Outra surpresa da visita ficou por conta desses seis barris que você vê na imagem acima. A Wäls adquiriu recentemente alguns barris de carvalho antes usados para maturar uísques escoceses single malt, e começou a fazer alguns experimentos com esses barris. Tiago Carneiro aposta que as cervejas envelhecidas em barris possam ser um horizonte futuro para a Wäls, e os barris que pudemos degustar trazem prospectos promissores. Provamos três experimentos da cervejaria: uma Wäls Quadruppel envelhecida em barril por quase um ano, uma Wäls Petroleum que está no barril por mais ou menos 3 meses, e um blend de várias ales mais fracas com adição de avelãs, que foi maturado em carvalho.

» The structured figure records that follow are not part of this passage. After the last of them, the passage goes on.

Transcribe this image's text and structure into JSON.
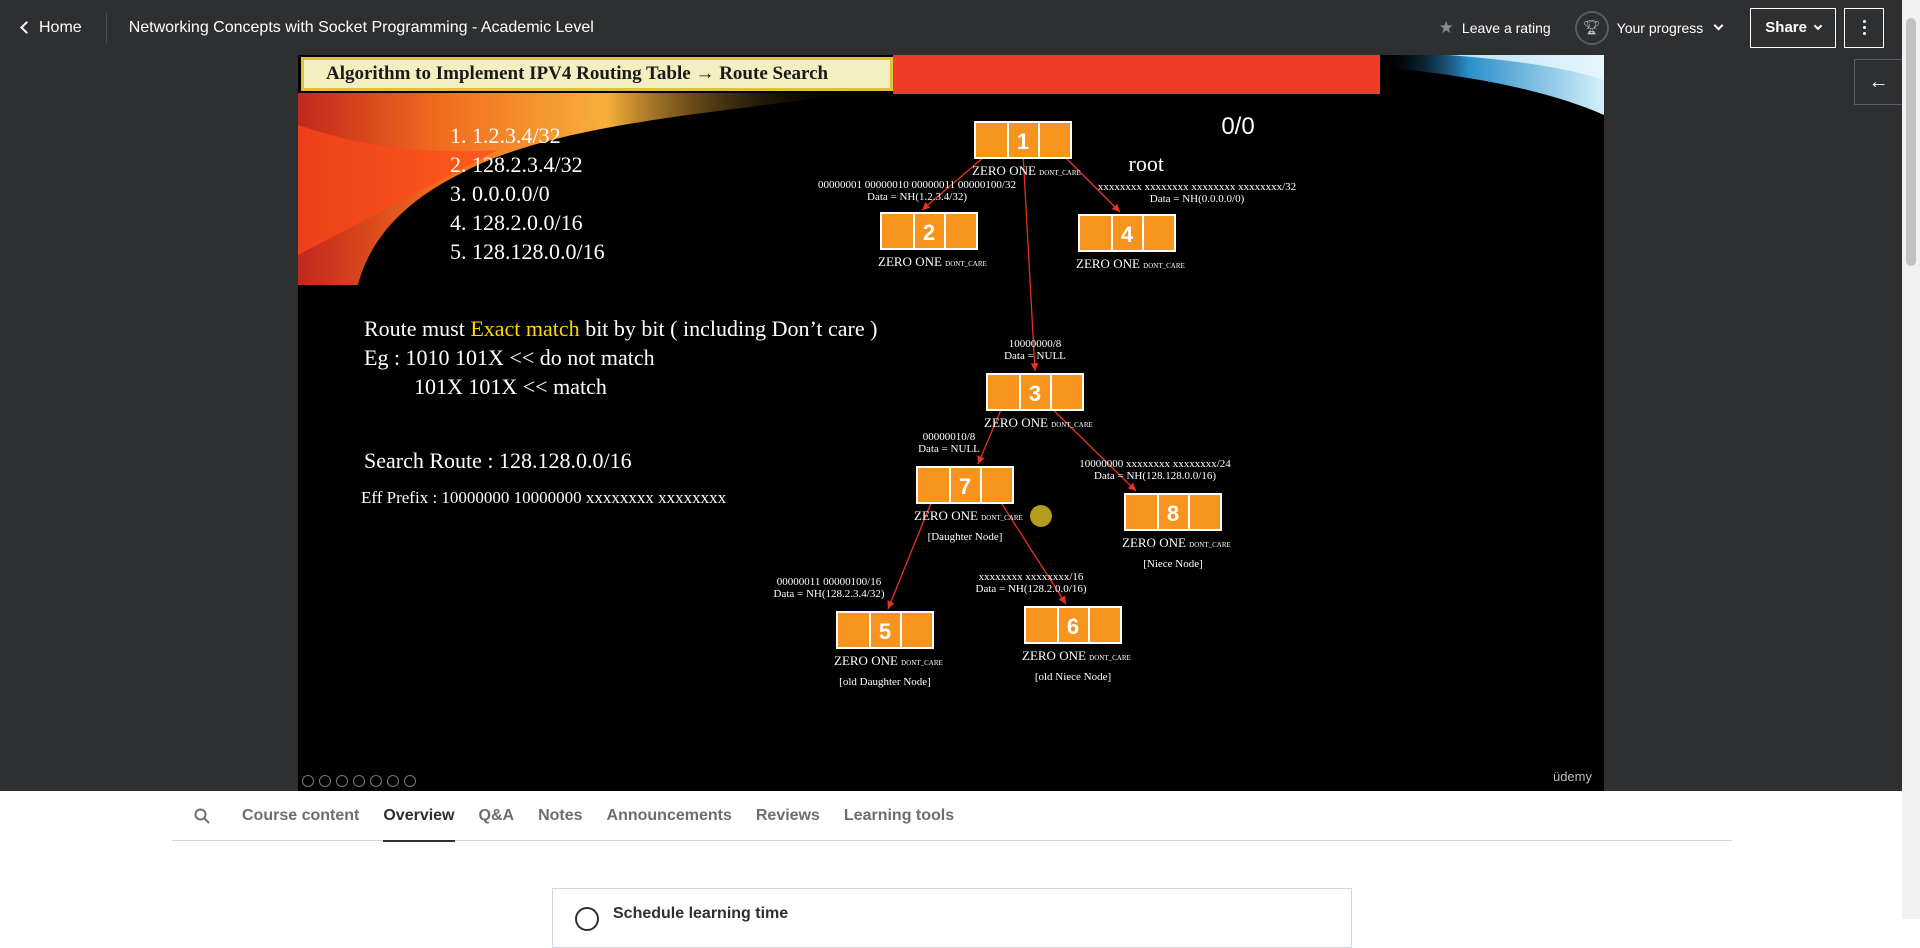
{
  "header": {
    "home_label": "Home",
    "course_title": "Networking Concepts with Socket Programming - Academic Level",
    "rating_label": "Leave a rating",
    "progress_label": "Your progress",
    "share_label": "Share"
  },
  "slide": {
    "title": "Algorithm to Implement IPV4 Routing Table → Route Search",
    "routes": [
      "1. 1.2.3.4/32",
      "2. 128.2.3.4/32",
      "3. 0.0.0.0/0",
      "4. 128.2.0.0/16",
      "5. 128.128.0.0/16"
    ],
    "rule_prefix": "Route must ",
    "rule_highlight": "Exact match",
    "rule_suffix": " bit by bit ( including Don’t care )",
    "example_1": "Eg : 1010  101X   << do not match",
    "example_2": "101X 101X  << match",
    "search_route": "Search Route : 128.128.0.0/16",
    "eff_prefix": "Eff Prefix : 10000000 10000000 xxxxxxxx xxxxxxxx",
    "tree": {
      "root_caption": "0/0",
      "root_label": "root",
      "child_labels": [
        "ZERO",
        "ONE",
        "DONT_CARE"
      ],
      "nodes": [
        {
          "id": "1",
          "captions": [],
          "note": ""
        },
        {
          "id": "2",
          "captions": [
            "00000001 00000010 00000011 00000100/32",
            "Data = NH(1.2.3.4/32)"
          ],
          "note": ""
        },
        {
          "id": "4",
          "captions": [
            "xxxxxxxx  xxxxxxxx  xxxxxxxx  xxxxxxxx/32",
            "Data = NH(0.0.0.0/0)"
          ],
          "note": ""
        },
        {
          "id": "3",
          "captions": [
            "10000000/8",
            "Data = NULL"
          ],
          "note": ""
        },
        {
          "id": "7",
          "captions": [
            "00000010/8",
            "Data = NULL"
          ],
          "note": "[Daughter Node]"
        },
        {
          "id": "8",
          "captions": [
            "10000000 xxxxxxxx xxxxxxxx/24",
            "Data = NH(128.128.0.0/16)"
          ],
          "note": "[Niece Node]"
        },
        {
          "id": "5",
          "captions": [
            "00000011 00000100/16",
            "Data = NH(128.2.3.4/32)"
          ],
          "note": "[old Daughter Node]"
        },
        {
          "id": "6",
          "captions": [
            "xxxxxxxx xxxxxxxx/16",
            "Data = NH(128.2.0.0/16)"
          ],
          "note": "[old Niece Node]"
        }
      ]
    },
    "watermark": "üdemy",
    "colors": {
      "node_fill": "#f7941d",
      "arrow": "#e8311f",
      "highlight": "#ffd700",
      "title_bg": "#f3efc0",
      "red_bar": "#f03c24"
    }
  },
  "tabs": [
    "Course content",
    "Overview",
    "Q&A",
    "Notes",
    "Announcements",
    "Reviews",
    "Learning tools"
  ],
  "active_tab": "Overview",
  "schedule_card": {
    "title": "Schedule learning time"
  },
  "icons": {
    "home": "chevron-left-icon",
    "rating": "star-icon",
    "progress": "trophy-icon",
    "more": "kebab-icon",
    "sidebar": "arrow-left-icon",
    "search": "search-icon",
    "schedule": "alarm-clock-icon"
  }
}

O blend com avelãs acabou sendo atropelado pela madeira e pela oxidação: talvez uma receita-base mais potente possa aguentar melhor o tranco. A Petroleum do barril mantinha ainda seu forte perfil de torrado, mas tinha se transmutado completamente nos três meses de madeira: adquiriu uma acidez lática forte, que a desequilibrou um pouco, e desenvolveu um intenso aroma lembrando acetona, que para mim remeteu à Duchesse de Bourgogne, uma Flanders red ale que adquire as mesmas características depois de maturar em carvalho. O maior destaque ficou por conta da Quadruppel envelhecida: ela mantinha ainda a forte doçura caramelada e frutada da cerveja-base, mas havia sido enriquecida por características intensas de oxidação e guarda: muito vinho do Porto e ameixas no aroma, madeira, algo de molho shoyu ou molho inglês e acético. No paladar, tornou-se solidamente salgada e acética. Eu a tomei com gosto assim mesmo, pura, mas entendo que é uma experiência radical, para pequenas doses. Segundo Tiago, estuda-se a possibilidade de utilizá-la como parte de um blend, para atenuar suas sensações mais extremas sem perder sua complexidade. Pelo menos para este fã de cervejas envelhecidas, promete!

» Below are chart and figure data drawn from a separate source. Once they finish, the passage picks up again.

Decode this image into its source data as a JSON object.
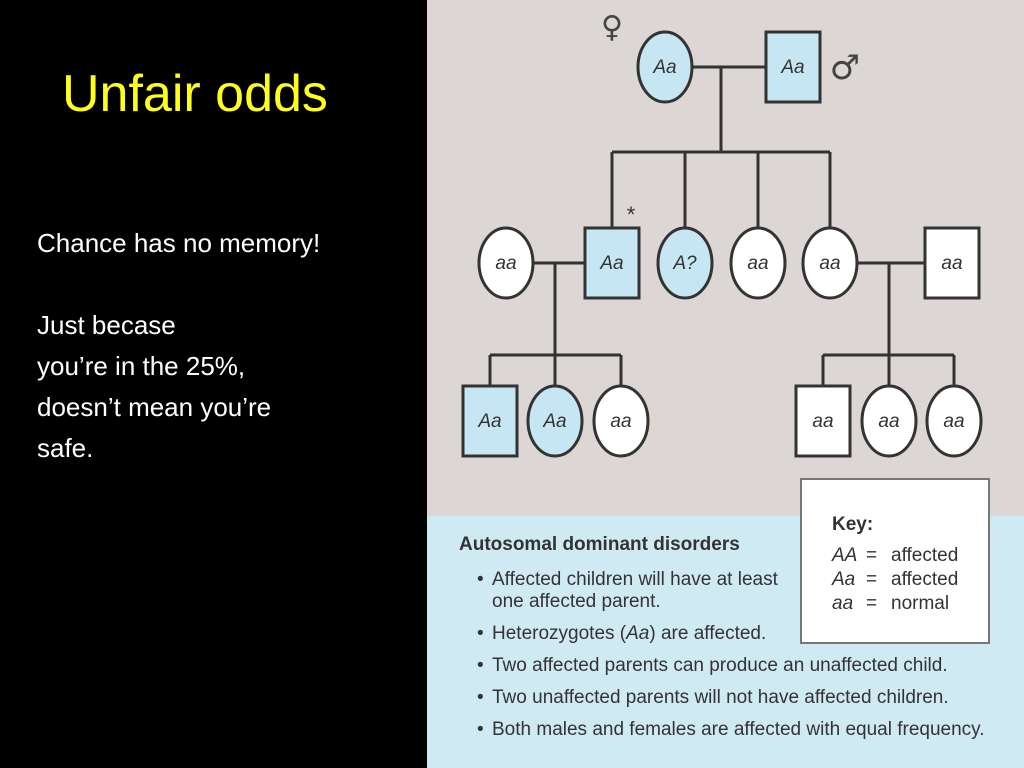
{
  "slide": {
    "title": "Unfair odds",
    "text_line_1": "Chance has no memory!",
    "text_line_2": "Just becase",
    "text_line_3": "you’re in the 25%,",
    "text_line_4": "doesn’t mean you’re",
    "text_line_5": "safe."
  },
  "pedigree": {
    "female_symbol": "♀",
    "male_symbol": "♂",
    "asterisk": "*",
    "gen1": [
      {
        "shape": "circle",
        "label": "Aa",
        "affected": true
      },
      {
        "shape": "square",
        "label": "Aa",
        "affected": true
      }
    ],
    "gen2": [
      {
        "shape": "circle",
        "label": "aa",
        "affected": false
      },
      {
        "shape": "square",
        "label": "Aa",
        "affected": true
      },
      {
        "shape": "circle",
        "label": "A?",
        "affected": true
      },
      {
        "shape": "circle",
        "label": "aa",
        "affected": false
      },
      {
        "shape": "circle",
        "label": "aa",
        "affected": false
      },
      {
        "shape": "square",
        "label": "aa",
        "affected": false
      }
    ],
    "gen3": [
      {
        "shape": "square",
        "label": "Aa",
        "affected": true
      },
      {
        "shape": "circle",
        "label": "Aa",
        "affected": true
      },
      {
        "shape": "circle",
        "label": "aa",
        "affected": false
      },
      {
        "shape": "square",
        "label": "aa",
        "affected": false
      },
      {
        "shape": "circle",
        "label": "aa",
        "affected": false
      },
      {
        "shape": "circle",
        "label": "aa",
        "affected": false
      }
    ]
  },
  "key": {
    "title": "Key:",
    "rows": [
      {
        "genotype": "AA",
        "eq": "=",
        "meaning": "affected"
      },
      {
        "genotype": "Aa",
        "eq": "=",
        "meaning": "affected"
      },
      {
        "genotype": "aa",
        "eq": "=",
        "meaning": "normal"
      }
    ]
  },
  "notes": {
    "heading": "Autosomal dominant disorders",
    "bullet_1_line_1": "Affected children will have at least",
    "bullet_1_line_2": "one affected parent.",
    "bullet_2_prefix": "Heterozygotes (",
    "bullet_2_italic": "Aa",
    "bullet_2_suffix": ") are affected.",
    "bullet_3": "Two affected parents can produce an unaffected child.",
    "bullet_4": "Two unaffected parents will not have affected children.",
    "bullet_5": "Both males and females are affected with equal frequency."
  },
  "colors": {
    "affected_fill": "#c6e6f3",
    "unaffected_fill": "#ffffff",
    "title": "#ffff1a",
    "panel_bg": "#dcd6d5",
    "notes_bg": "#d0eaf4"
  }
}
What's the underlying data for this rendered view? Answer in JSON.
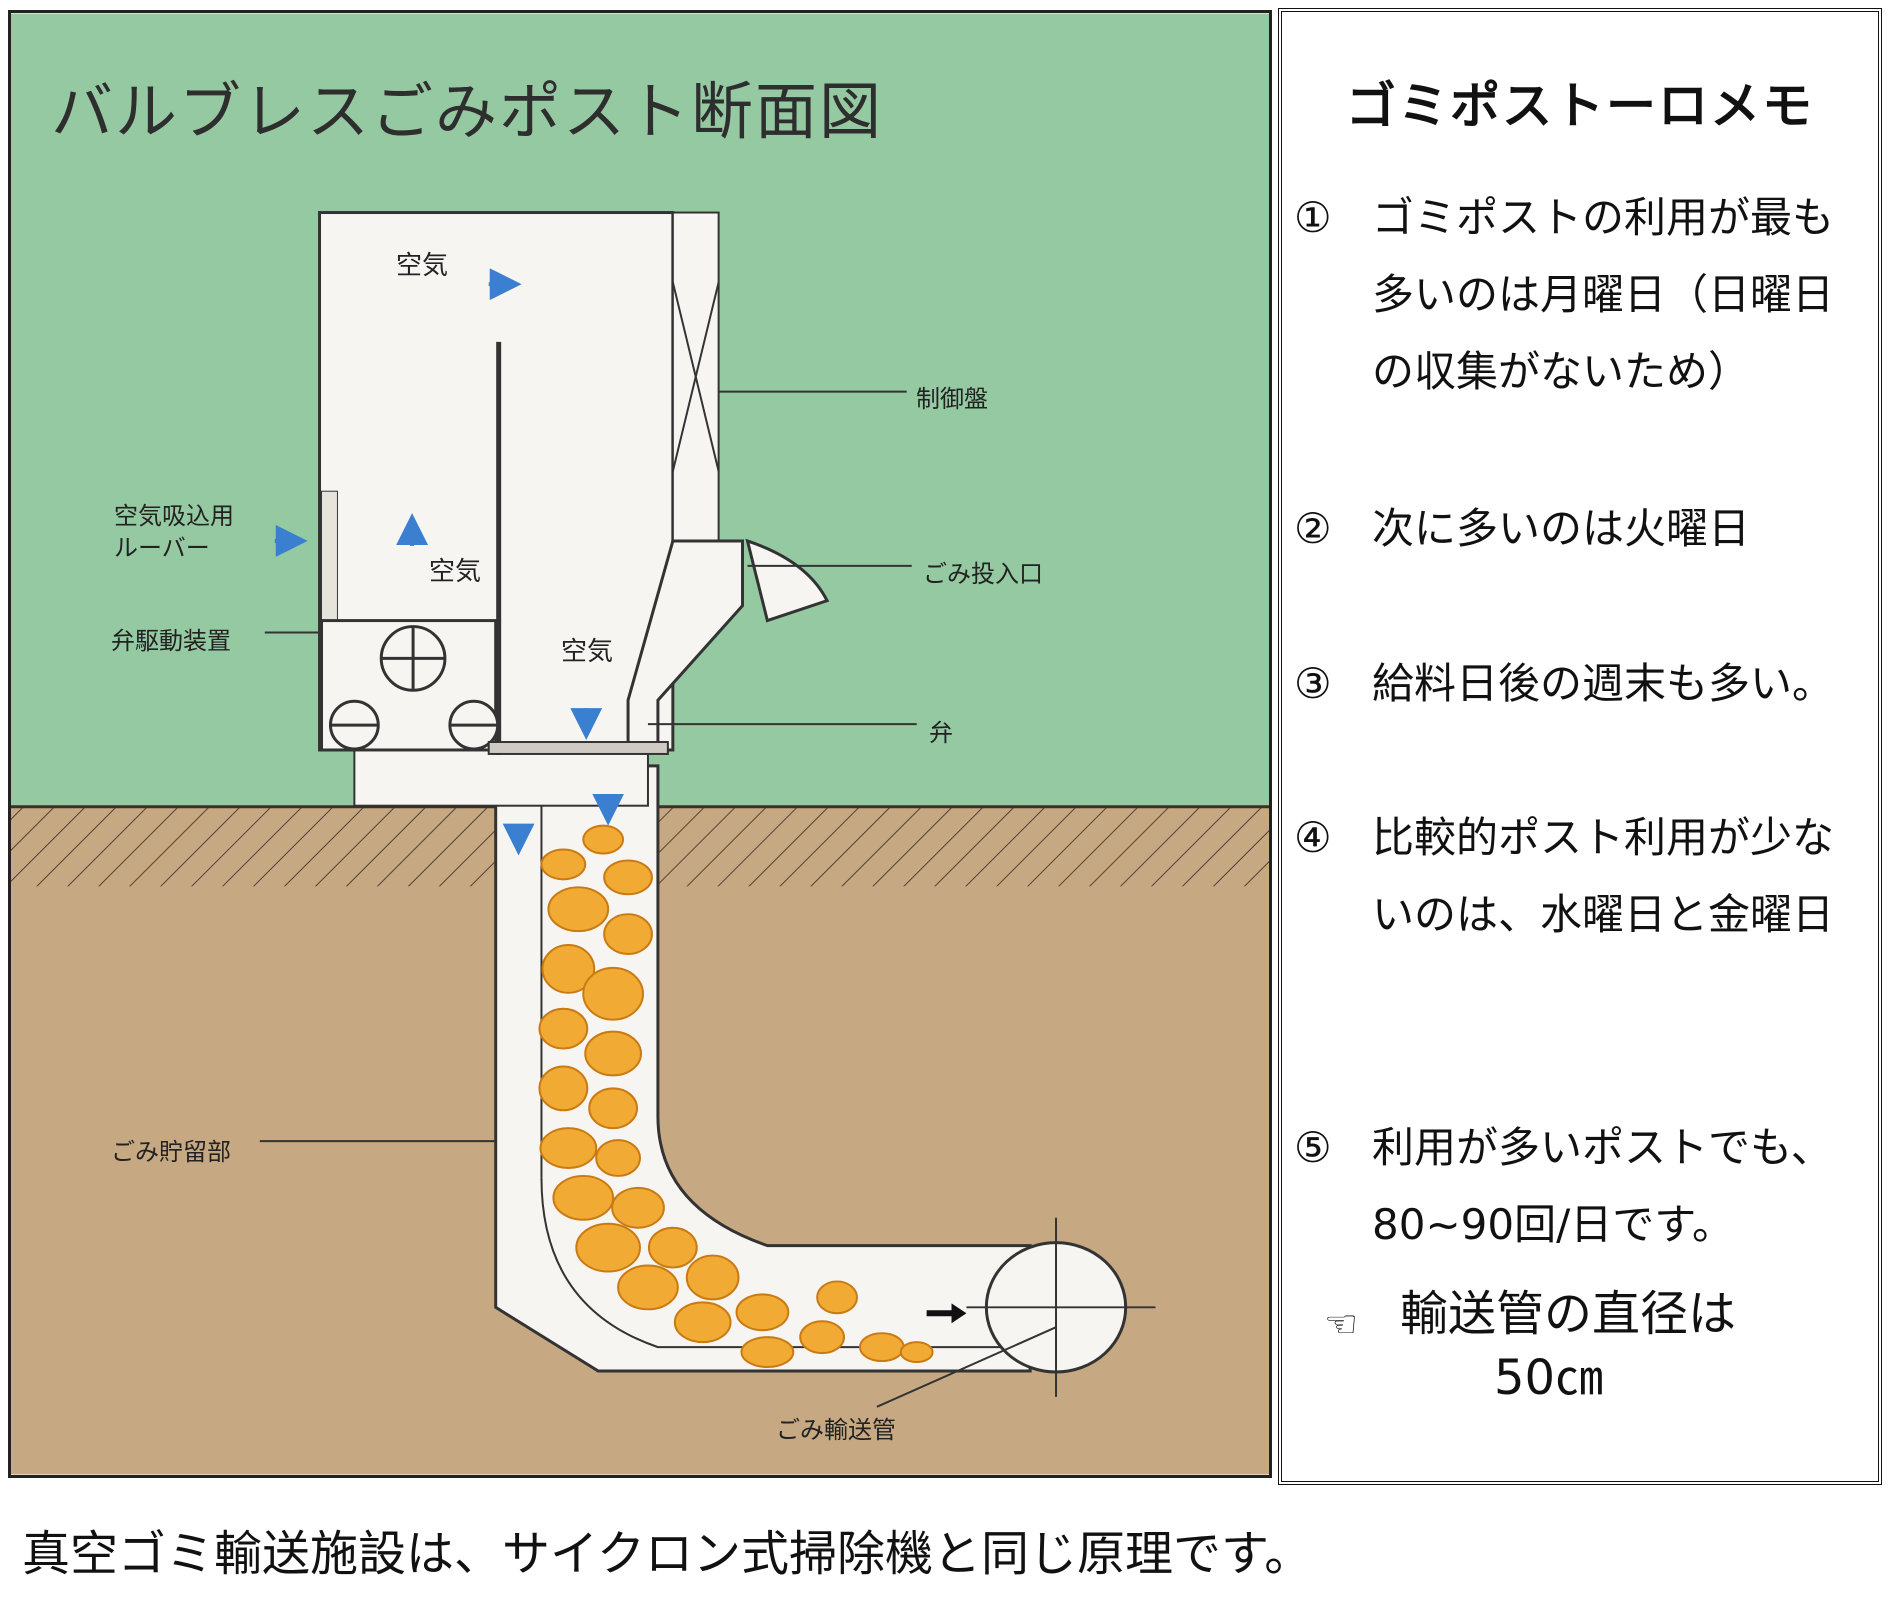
{
  "diagram": {
    "title": "バルブレスごみポスト断面図",
    "labels": {
      "air_top": "空気",
      "air_left": "空気",
      "air_center": "空気",
      "control_panel": "制御盤",
      "louver_line1": "空気吸込用",
      "louver_line2": "ルーバー",
      "inlet": "ごみ投入口",
      "valve_drive": "弁駆動装置",
      "valve": "弁",
      "storage": "ごみ貯留部",
      "transport_pipe": "ごみ輸送管"
    },
    "colors": {
      "sky": "#95c9a2",
      "ground": "#c6a882",
      "garbage": "#f1aa33",
      "garbage_edge": "#c97a12",
      "structure": "#f7f5f2"
    }
  },
  "memo": {
    "title": "ゴミポストーロメモ",
    "items": [
      {
        "num": "①",
        "text": "ゴミポストの利用が最も多いのは月曜日（日曜日の収集がないため）"
      },
      {
        "num": "②",
        "text": "次に多いのは火曜日"
      },
      {
        "num": "③",
        "text": "給料日後の週末も多い。"
      },
      {
        "num": "④",
        "text": "比較的ポスト利用が少ないのは、水曜日と金曜日"
      },
      {
        "num": "⑤",
        "text": "利用が多いポストでも、80~90回/日です。"
      }
    ],
    "pipe_icon": "pointing-hand-icon",
    "pipe_text": "輸送管の直径は",
    "pipe_value": "50㎝"
  },
  "caption": "真空ゴミ輸送施設は、サイクロン式掃除機と同じ原理です。"
}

Ao final, Tiago nos apresentou uma última surpresa antes de irmos. Ocorre que o mais novo projeto da Wäls havia sido brassado exatamente uma semana antes da nossa visita. Trata-se da Saison de Caipira, produzida em parceria com a Brooklyn Brewery. A cerveja leva caldo de cana na composição e será, portanto, um fermentado misto de grãos e cana-de-açúcar. Inclusive, enquanto estávamos lá, Tiago estava transmitindo informações sobre o andamento da cerveja para Garret Oliver, mestre-cervejeiro da Brooklyn e corresponsável pela produção. A fermentação estava sendo finalizada naqueles dias, e nós pudemos prová-la direto “da teta da vaca”, ainda sem maturação. Foi possível sentir um aroma esterificado bem característico do fermento belga da Brooklyn, que lembra algo entre tutti-frutti e dama-da-noite, ao lado de um aroma inconfundível de caldo de cana. A atenuação parece ter ido bem, de modo que ela estava menos doce do que eu esperava. Aguardo ansioso pelo lançamento, entre dezembro e janeiro.
Ficou com vontade de conhecer também a fábrica da Wäls? A cervejaria tem um programa de recepção de grupos de visitantes: basta se cadastrar no site e agendar a visita!